Combining theory and certain striking phenomenology we suggest that silicene and germanene are \textit{elemental Mott insulators} and abode of doping induced high Tc superconductivity. In our theory, a 3 fold reduction in silicene $\pi - \pi^*$ band width, in comparison to graphene, and short range coulomb interactions enable Mott localization. Recent experimental results are invoked to provide support for our Mott insulator model: i) a significant $\pi$-band narrowing, in silicene on ZrB$_2$ seen in ARPES, ii) a superconducting gap appearing below 35 K with a large $\frac{2\Delta}{k_BTc}\sim$ 20 in silicene on Ag, iii) emergence of electron like pockets at M points, on electron doping by Na adsorbent, iv) certain coherent quantum oscillation like features exhibited by silicene transistor at room temperatures and v) absence of Landau level splitting upto 7 Tesla and vi) superstructures, not common in graphene but, ubiquitous in silicene.
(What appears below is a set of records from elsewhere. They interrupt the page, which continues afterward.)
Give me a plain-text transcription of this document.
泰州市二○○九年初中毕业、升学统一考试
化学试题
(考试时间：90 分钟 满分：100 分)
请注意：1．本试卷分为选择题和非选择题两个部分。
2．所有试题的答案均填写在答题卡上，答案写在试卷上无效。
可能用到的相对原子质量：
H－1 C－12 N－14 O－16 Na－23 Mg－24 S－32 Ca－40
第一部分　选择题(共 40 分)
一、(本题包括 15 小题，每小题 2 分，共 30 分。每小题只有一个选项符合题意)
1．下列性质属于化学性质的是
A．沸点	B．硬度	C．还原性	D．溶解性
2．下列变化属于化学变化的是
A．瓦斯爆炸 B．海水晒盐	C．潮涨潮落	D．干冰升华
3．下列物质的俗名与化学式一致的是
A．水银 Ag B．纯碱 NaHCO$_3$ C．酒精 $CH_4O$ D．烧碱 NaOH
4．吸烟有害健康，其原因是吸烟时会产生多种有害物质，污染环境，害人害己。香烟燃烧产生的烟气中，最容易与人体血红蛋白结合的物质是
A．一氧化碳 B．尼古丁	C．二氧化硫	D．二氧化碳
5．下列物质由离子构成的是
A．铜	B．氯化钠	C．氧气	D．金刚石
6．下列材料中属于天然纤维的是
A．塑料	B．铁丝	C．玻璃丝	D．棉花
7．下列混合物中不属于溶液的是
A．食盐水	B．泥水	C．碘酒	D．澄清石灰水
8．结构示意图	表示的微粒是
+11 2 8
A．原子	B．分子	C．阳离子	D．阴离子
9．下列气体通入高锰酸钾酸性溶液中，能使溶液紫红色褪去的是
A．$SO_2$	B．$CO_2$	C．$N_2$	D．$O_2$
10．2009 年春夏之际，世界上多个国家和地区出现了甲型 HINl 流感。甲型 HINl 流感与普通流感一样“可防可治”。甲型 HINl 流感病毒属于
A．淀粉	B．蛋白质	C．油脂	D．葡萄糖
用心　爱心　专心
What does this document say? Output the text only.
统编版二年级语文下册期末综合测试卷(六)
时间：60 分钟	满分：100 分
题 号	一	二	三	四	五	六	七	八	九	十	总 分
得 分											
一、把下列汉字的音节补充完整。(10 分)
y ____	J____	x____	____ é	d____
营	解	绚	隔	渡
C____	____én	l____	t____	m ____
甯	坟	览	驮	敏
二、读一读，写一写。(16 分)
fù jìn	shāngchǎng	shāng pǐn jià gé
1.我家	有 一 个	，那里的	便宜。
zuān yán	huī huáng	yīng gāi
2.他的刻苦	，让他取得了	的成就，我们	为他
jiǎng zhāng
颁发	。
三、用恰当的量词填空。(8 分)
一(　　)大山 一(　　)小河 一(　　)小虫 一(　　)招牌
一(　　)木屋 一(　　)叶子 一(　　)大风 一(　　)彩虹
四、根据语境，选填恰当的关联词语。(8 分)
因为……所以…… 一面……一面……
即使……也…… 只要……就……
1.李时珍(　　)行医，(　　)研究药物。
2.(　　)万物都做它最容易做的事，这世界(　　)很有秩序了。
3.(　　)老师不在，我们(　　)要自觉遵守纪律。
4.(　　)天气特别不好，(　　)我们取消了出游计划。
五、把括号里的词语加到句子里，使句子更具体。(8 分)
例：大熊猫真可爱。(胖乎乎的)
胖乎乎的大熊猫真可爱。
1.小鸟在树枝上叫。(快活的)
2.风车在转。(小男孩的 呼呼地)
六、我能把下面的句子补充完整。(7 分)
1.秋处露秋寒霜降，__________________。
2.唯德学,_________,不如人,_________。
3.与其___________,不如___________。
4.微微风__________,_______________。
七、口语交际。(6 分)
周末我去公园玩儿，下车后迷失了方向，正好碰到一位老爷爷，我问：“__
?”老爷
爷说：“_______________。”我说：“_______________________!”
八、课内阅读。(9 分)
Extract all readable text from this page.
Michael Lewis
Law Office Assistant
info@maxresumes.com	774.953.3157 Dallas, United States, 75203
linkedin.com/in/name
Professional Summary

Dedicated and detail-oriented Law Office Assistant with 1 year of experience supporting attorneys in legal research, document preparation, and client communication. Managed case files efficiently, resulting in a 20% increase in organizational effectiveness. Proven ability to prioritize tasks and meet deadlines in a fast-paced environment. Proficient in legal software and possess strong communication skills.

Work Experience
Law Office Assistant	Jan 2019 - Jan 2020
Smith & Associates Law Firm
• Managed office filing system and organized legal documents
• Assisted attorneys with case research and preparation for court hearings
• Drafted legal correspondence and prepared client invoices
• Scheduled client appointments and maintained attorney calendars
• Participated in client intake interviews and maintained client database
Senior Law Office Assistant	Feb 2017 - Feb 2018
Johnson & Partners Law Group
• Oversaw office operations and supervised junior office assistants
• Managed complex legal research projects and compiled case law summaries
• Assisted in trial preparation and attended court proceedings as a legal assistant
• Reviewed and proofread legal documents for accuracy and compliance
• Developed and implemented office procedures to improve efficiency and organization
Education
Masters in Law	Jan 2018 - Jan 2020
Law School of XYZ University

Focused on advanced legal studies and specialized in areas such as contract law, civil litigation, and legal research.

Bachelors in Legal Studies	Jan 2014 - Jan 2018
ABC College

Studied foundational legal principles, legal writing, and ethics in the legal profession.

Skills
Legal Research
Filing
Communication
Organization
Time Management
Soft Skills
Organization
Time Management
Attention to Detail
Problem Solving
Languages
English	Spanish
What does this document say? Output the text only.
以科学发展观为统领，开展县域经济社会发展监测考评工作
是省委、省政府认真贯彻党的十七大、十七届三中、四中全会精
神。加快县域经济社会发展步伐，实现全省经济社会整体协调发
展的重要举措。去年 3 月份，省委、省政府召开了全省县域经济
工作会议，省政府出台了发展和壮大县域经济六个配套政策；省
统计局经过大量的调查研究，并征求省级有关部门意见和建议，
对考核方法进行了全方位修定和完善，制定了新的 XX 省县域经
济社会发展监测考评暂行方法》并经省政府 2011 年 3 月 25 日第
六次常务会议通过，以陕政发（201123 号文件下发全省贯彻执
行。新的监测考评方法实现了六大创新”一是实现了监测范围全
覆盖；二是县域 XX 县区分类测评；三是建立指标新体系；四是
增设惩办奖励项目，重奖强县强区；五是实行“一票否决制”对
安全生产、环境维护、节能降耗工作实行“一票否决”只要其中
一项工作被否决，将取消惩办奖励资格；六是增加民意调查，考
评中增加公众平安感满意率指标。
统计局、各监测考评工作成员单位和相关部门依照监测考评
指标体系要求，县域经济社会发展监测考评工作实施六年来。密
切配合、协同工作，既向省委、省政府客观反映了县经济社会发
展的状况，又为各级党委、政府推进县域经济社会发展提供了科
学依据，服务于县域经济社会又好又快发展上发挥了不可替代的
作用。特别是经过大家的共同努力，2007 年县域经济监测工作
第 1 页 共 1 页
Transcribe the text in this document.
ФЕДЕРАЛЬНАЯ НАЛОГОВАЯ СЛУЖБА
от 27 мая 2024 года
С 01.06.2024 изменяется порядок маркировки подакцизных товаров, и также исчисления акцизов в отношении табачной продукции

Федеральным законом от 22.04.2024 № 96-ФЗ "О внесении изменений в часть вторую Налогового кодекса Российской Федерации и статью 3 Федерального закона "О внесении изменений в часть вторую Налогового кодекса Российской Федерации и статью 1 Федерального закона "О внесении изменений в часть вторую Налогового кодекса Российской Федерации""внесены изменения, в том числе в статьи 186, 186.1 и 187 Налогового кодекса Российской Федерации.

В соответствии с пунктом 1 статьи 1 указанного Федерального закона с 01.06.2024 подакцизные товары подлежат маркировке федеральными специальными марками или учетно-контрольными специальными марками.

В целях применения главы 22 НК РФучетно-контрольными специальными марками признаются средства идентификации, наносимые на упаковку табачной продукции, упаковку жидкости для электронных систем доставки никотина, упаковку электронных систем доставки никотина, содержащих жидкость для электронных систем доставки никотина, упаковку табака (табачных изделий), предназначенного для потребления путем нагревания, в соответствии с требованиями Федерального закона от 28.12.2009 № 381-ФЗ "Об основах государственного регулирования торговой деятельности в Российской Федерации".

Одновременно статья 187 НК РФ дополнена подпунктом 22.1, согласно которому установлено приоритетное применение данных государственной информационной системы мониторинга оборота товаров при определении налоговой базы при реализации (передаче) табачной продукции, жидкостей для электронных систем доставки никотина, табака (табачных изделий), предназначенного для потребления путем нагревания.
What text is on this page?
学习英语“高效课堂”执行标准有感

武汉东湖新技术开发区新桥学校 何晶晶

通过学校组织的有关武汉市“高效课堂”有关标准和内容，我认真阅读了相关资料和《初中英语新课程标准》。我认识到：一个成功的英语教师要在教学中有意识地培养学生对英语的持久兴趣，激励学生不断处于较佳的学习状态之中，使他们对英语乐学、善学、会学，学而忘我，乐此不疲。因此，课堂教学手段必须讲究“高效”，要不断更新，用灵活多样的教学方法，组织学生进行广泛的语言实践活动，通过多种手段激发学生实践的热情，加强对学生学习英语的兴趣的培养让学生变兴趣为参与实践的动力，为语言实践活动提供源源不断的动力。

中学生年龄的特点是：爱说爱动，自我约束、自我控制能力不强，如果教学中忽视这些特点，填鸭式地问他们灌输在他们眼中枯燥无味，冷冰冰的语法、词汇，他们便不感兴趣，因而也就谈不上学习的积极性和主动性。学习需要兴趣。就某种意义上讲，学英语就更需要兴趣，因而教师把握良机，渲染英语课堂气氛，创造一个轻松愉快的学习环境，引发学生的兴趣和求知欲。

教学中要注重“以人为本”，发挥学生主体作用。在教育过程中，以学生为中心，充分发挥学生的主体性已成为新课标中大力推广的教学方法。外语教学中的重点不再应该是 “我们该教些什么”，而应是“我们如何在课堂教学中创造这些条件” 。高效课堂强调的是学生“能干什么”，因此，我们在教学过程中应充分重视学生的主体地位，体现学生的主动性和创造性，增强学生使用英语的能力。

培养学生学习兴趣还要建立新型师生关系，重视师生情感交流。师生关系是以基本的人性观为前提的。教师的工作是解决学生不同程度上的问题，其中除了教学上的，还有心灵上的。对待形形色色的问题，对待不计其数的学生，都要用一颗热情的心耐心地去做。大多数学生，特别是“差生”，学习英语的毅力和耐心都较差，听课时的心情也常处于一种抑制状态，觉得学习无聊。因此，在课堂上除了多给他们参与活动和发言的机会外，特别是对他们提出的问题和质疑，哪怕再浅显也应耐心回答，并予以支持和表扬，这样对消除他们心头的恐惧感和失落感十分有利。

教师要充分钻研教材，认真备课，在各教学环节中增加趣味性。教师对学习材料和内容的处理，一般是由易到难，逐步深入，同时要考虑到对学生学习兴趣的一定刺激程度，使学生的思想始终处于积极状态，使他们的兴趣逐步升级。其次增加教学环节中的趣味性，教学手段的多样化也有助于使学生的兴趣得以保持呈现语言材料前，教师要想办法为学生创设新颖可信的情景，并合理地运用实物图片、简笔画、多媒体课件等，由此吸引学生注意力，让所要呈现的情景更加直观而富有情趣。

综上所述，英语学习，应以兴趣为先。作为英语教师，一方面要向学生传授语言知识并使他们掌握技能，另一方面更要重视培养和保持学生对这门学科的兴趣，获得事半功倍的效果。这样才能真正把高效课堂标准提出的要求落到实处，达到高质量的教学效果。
A synthesis of the above results using theory of Mott insulator, with and without doping, is attempted. We surmise that if competing orders are taken care of and optimal doping achieved, superconductivity in silicene and germanene could reach room temperature scales; our estimates of model parameters, t and J $\sim$ 1 eV, are encouragingly high, compared to cuprates.